Ломает; ломает комедью
в той летней предутренней мгле,
колдует латунью, иль медью,
иль углем, пригасшим в золе.
На тысячи злых волоконец
ему распадаться и впредь,
проклятому небу бессонниц,
где снов и не стоит смотреть!
«С чем сравнить мне этот воздух в кубе?..»
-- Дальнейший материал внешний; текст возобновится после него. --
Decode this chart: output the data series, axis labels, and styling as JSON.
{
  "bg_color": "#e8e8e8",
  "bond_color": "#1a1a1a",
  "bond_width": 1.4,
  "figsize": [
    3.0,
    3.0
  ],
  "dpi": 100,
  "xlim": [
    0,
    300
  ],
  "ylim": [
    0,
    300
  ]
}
С чем сравнить мне этот воздух в кубе?
С чем сравнить мне эту боль ночей?
Как губами жаркими пригубить
кислую похлебку палачей?
Не дыши, не мучайся, не сетуй,
не спеши на Сетунь и Пахру,
будь неутомимою планетой,
солнышком, угасшим поутру.
Утреннее сердце. Тихо. Смутно.
Ветер, умирающий теперь.
С чем сравнить мне нынче это утро,
это утро песен и потерь?
«Приходи в туманный вечер…»
Приходи в туманный вечер
в неизведанную тишь,
где виденьем первой встречи
полон доблестный камыш,
где над явью, где над зыбью
покосились камыши,
где бесптичью да безрыбью
гнев поется от души!
Приходи в туманный вечер
к раздорожью моему, –
голос ласки, трепет речи
я по-новому пойму.
Голос речи, трепет ласки,
миг забвенного тепла, –
там, где ночь благие сказки
с бытием переплела!
«С тех пор прошло три тыщи дней…»
С тех пор прошло три тыщи дней,
но вижу я доселе,
как меркло кружево огней,
как фонари висели, –
да, мне теперь еще видней
их давнее веселье!
И очи девочки вдали,
и школьные тетради,
и оклик: сердцу повели
замолкнуть, Бога ради!
И ледоколы-корабли
в гранитном Петрограде.
«Когда наступает усталость…»
Когда наступает усталость
и вечер не кажется ярок,
ты видишь, что в сердце осталась
лишь музыка дряхлых фанфарок.
Ты видишь похабный огарок
дешевенького стеарина,
и жесть ошалелых флюгарок,
и голос глухой окарины.
«Что мы с тобой унаследуем?..»
Что мы с тобой унаследуем?
Скрипки тугую струну.
Что мы с тобою исследуем?
Вкрадчивых рек глубину.
Что мы с тобой дегустируем?
Сладость секунд и цикут.
Где мы сокровища выроем
людям, что саваны шьют.
Тягостна участь художника, –
стать ли оленем погонь,
сбросить с немого треножника
вдумчивой страсти огонь?
Или в глаза твои милые
так до рассвета глядеть,
в слитую томною силою
звезд неприкаянных сеть?
Всё, что от века шумливого,
мы не заносим в тетрадь:
сумрака неприхотливого
любо страницы листать.
Любо дышать лотереями
дней, и тревог, и смертей,
темными стихотвореньями,
снами железных путей!
«Крысы бегут с корабля…»
Крысы бегут с корабля… Почему?
Их деликатность не знает предела.
Преотважные хитрые крысы бегут с корабля.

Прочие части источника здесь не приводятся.